STRONG producer pushback is coming out of the north on touted government plans to hike up live export regulation costs and fees.
Outgoing Northern Territory Cattlemen's Association president Chris Nott has pointed out that despite millions of dollars in regulatory costs and seven reviews, mortality rates have not changed and sit at just 0.1 per cent.
Mr Nott used part of his farewell address at the organisation's annual conference in March to issue a warning to the federal government to 'tread carefully' with its cost recovery plans for the live export sector.
The Department of Agriculture and Water Resources and Federal Agriculture Minister David Littleproud are currently nutting out a way forward with the live export industry on how to cover the whopping $15 million a year jump in costs since new measures were imposed on the industry three years ago amid calls for the trade to be banned.
The Department released a controversial document flagging livestock export licenses going from from $25,000 to more than $105,000, among other hikes.
"Minister Littleproud says the hard work of producers is the reason behind many of the reforms made over the past few years," Mr Nott said.
"By reforming the industry, he says he is protecting the industry for us.
"It's important the minister understands these reforms need to be paid for and that costs put onto exporters ultimately will come out of our pockets.
"Should producers in the Northern Territory be paying for reforms that were all started to fix an issue on a live-ex boat leaving WA carrying sheep to the Middle East?"
Mr Nott said in 2018 the regulatory cost to the industry was $8m and $7m of that was recovered by exporters. Now that cost was potentially going to be $20m.
"Some of these costs include seven reviews. This has produced more than 150 recommendations and the department has established more than 10 working groups committees and forums," he said.
"Here's the kicker - mortalities prior to all these groups was 0.1pc and it's still 0.1pc.
"Problems in markets are thankfully few and far between.
"We've spent millions of industry money on fixing issues and bringing in the best regulation in the world. But if a government department in Canberra thinks it can jack up the cost of regulation, force exporters out of the market and expect us to foot the cost I'd say tread carefully, we've been down this road before."
Mr Nott was referring to the landmark Federal Court ruling last year that the then Gillard Government's ban on live exports to Indonesia in 2011 was illegal, paving the way for hundreds of millions to be paid in compensation.
Mr Nott said: "If we've learned anything from the class action decision, it's that meddling in industries that aren't well understood from offices in the cities can have devastating consequences."

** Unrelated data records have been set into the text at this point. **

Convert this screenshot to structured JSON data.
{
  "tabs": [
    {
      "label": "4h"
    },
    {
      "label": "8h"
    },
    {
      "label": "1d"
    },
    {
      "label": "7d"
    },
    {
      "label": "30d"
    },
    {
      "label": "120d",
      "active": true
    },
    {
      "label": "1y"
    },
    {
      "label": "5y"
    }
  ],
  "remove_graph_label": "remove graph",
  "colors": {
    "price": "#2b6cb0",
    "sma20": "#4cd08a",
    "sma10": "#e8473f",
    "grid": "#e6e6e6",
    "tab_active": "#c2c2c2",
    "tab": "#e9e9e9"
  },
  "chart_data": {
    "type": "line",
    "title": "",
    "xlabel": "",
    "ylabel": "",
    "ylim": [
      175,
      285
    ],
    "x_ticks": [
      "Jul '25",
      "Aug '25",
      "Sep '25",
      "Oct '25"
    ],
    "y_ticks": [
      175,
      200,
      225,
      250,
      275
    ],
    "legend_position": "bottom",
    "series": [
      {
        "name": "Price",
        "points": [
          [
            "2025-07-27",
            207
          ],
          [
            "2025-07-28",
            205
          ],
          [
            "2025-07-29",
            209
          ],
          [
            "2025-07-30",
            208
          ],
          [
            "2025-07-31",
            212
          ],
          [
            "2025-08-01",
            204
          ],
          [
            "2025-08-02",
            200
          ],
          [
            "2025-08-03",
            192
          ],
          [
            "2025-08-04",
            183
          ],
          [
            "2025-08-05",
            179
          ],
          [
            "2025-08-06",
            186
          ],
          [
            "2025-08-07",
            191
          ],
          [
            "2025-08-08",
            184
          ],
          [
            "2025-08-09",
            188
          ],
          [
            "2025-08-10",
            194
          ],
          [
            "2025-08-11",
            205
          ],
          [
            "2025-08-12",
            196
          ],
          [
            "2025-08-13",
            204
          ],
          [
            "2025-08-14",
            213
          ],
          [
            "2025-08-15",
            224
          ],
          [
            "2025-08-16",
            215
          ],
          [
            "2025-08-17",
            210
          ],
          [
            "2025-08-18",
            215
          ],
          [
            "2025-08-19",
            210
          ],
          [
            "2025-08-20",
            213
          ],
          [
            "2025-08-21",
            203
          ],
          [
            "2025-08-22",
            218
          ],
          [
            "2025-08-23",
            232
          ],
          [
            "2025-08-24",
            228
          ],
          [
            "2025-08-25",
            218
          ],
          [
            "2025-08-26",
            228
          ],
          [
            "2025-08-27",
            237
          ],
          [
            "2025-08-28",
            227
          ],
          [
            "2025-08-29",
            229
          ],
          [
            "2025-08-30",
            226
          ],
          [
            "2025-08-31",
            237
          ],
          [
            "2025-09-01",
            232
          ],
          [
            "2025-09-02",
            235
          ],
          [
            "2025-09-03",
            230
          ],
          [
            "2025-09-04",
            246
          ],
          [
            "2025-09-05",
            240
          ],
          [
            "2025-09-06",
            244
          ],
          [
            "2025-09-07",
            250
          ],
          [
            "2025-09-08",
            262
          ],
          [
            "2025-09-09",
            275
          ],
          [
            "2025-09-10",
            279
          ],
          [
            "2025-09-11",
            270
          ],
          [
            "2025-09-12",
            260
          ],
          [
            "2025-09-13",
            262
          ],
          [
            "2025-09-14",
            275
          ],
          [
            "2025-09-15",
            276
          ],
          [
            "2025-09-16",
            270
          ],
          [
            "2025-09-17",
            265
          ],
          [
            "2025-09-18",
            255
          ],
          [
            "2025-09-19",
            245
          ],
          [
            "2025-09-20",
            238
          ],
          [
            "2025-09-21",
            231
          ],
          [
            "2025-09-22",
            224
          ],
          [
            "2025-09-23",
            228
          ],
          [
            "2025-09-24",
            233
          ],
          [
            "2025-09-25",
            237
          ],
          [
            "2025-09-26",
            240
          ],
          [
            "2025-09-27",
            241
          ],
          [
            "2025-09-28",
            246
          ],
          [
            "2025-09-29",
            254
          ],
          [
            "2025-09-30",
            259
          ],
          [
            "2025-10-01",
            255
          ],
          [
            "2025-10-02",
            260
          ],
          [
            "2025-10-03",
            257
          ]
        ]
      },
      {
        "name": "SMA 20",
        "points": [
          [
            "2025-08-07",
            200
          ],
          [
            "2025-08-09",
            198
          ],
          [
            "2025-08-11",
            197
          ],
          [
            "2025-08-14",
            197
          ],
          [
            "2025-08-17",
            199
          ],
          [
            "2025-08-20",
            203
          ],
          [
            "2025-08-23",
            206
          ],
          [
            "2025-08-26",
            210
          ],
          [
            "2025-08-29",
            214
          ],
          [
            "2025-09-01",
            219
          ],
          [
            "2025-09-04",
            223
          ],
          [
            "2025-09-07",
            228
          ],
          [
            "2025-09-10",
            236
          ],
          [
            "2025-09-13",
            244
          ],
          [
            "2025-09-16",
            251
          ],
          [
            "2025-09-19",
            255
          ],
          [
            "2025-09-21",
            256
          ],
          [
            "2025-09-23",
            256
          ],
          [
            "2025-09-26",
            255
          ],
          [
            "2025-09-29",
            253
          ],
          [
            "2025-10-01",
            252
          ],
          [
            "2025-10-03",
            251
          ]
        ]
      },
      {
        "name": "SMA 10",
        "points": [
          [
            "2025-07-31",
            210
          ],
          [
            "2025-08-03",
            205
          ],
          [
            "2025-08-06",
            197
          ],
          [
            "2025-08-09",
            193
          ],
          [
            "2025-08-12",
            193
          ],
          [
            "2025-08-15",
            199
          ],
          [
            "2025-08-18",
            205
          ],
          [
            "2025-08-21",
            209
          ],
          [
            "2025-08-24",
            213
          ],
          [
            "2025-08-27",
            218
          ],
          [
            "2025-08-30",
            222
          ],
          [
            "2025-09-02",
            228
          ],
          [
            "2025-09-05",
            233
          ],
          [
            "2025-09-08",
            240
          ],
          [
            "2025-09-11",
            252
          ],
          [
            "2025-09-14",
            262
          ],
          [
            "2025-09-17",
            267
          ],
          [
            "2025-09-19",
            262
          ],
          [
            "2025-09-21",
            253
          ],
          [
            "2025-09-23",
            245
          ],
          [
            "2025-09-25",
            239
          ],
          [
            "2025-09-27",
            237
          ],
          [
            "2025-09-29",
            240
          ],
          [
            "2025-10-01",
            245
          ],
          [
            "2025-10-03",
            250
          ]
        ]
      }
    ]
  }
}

He said producers were not asking for a free ride or arguing exporters shouldn't be regulated properly.
"But we are looking down the barrel of regulation in the vicinity of $100 a head and that's not reasonable," he said.
"We've built up trade relations over 30 years that must be respected. We have a neighbour closer to us than the bureaucrats in Canberra and they need our cattle to feed themselves.
"We have friends and families who rely on this industry, so we can not sit idle and watch this industry regulated into oblivion.
"People talk about the pub test in politics. What's going on here with regulation of live exports wouldn't make it through the front door of any pub from Townsville to Broome."
Value of live-ex
Meat & Livestock Australia managing director Jason Strong, speaking at the same conference, pointed out the value of the live export trade.
"In 2020, Australia exported 1.06 million head of cattle valued at $1.64 billion. Last year alone, live exports accounted for an estimated 13 per cent of adult cattle turnoff," he said.
"The live export trade has played a critical role in opening markets that have grown to become significant markets for Australian boxed beef as well."
Mr Strong said access to live export channels underpins the viability of Australia's remote northern beef industry - providing jobs, sustaining land values and supporting cattle prices in the region.
Distance and the lack of finishing and processing options for cattle in Australia's remote north leaves few viable alternatives to live export when marketing cattle, he said.
The sector faced many challenges last year, with high cattle prices, a rising Australian dollar during the second half of the year and weakened consumer purchasing power in Indonesia.
In addition, competition from European cattle, particularly Portugal and Spain, saw notably reduced demand for Australian live cattle in Israel, Australia's largest live cattle market in the Middle East and North Africa region, Mr Strong reported.
However, strong demand in Vietnam saw exports there grow 11pc year-on-year.
"Encouragingly, demand for live cattle from Australia's key market, South-East Asia, is expected to see some recovery during the second half of 2021," Mr Strong said.
"Global analysts GIRA has forecast imports of live cattle to lift by 10pc this year, largely off the back of a likely rebound in consumer confidence following COVID-19 vaccine roll-outs."